To start, cut your strips of wood the appropriate lengths for the size of your mirror. I cut the wood longer than the length and width of the mirror so that the ends would over hang the mirror. I cut the vertical strips 36 inches and the horizontal strips 27 inches.
I stained the wood with Minwax Polyshades in Ebony, the same stain I used on the shelves. To stain, use a high quality paint brush to apply the stain. Then wipe off the stain using a clean cloth. Repeat if you want a darker color.

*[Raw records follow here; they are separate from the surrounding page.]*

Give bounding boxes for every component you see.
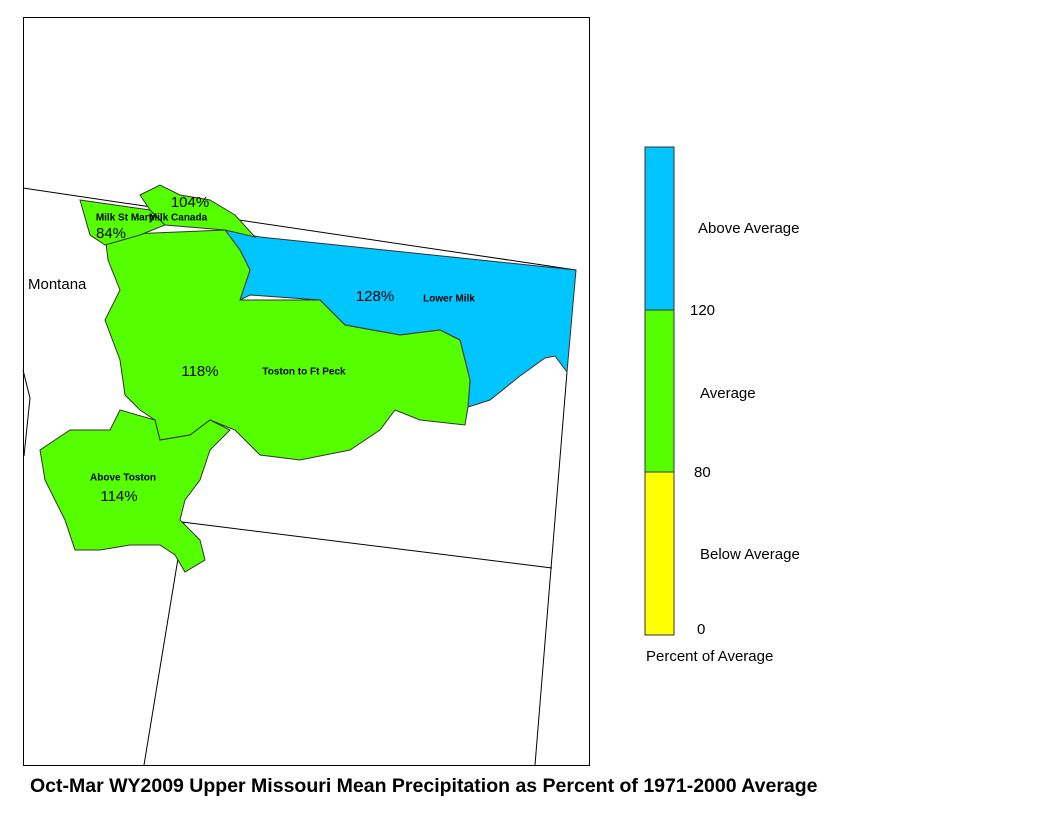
border-line — [22, 187, 577, 271]
legend-class: Below Average — [700, 546, 800, 563]
basin-name: Above Toston — [90, 473, 156, 484]
legend: Above Average Average Below Average 120 … — [644, 146, 800, 665]
state-line — [143, 521, 185, 766]
legend-title: Percent of Average — [646, 648, 773, 665]
legend-swatch — [644, 309, 675, 473]
basin-percent: 128% — [356, 288, 394, 305]
legend-class: Above Average — [698, 220, 799, 237]
basins — [39, 184, 577, 573]
basin-above-toston — [39, 409, 231, 573]
state-line — [534, 371, 568, 766]
basin-milk-canada — [139, 184, 257, 238]
basin-name: Milk St Mary — [96, 213, 155, 224]
state-line — [22, 369, 31, 457]
basin-name: Milk Canada — [149, 213, 208, 224]
boundaries — [22, 187, 577, 766]
legend-swatch — [644, 146, 675, 311]
legend-tick: 80 — [694, 464, 711, 481]
legend-tick: 120 — [690, 302, 715, 319]
state-label: Montana — [28, 276, 87, 293]
legend-class: Average — [700, 385, 756, 402]
basin-percent: 104% — [171, 194, 209, 211]
basin-percent: 114% — [100, 488, 137, 505]
basin-percent: 118% — [181, 363, 218, 380]
basin-toston-ft-peck — [104, 229, 471, 461]
map-title: Oct-Mar WY2009 Upper Missouri Mean Preci… — [30, 775, 818, 797]
state-line — [181, 521, 553, 569]
basin-name: Lower Milk — [423, 294, 475, 305]
basin-percent: 84% — [96, 225, 126, 242]
basin-name: Toston to Ft Peck — [262, 367, 346, 378]
legend-swatch — [644, 471, 675, 636]
legend-tick: 0 — [697, 621, 705, 638]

I was happy with only one coat of stain.
Next, using a hot glue gun I glued the vertical strips of wood directly to the sides of the mirror with the edges extending past the top and bottom length of the mirror.
The horizontal strips are then glued to the top and bottom ends directly onto the vertical wood strips, also with the ends extending past the side edges.
Finally, use mirror adhesive to glue your mirror directly onto the wall. Note that you should not try to adhere your mirror with anything other than mirror adhesive because other types of glue can ruin the mirror backing.
Also, when adhering the mirror, use some mirror clips to hold the mirror in place until the glue dries so you don’t risk the mirror crashing to the floor in the middle of the night. That would suck. Remove the clips from the wall once the mirror glue has dried and fill in any holes left behind by the clips.
That’s it. How easy is that?!!!
Then stand back and admire you lovely new DIY rustic mirror.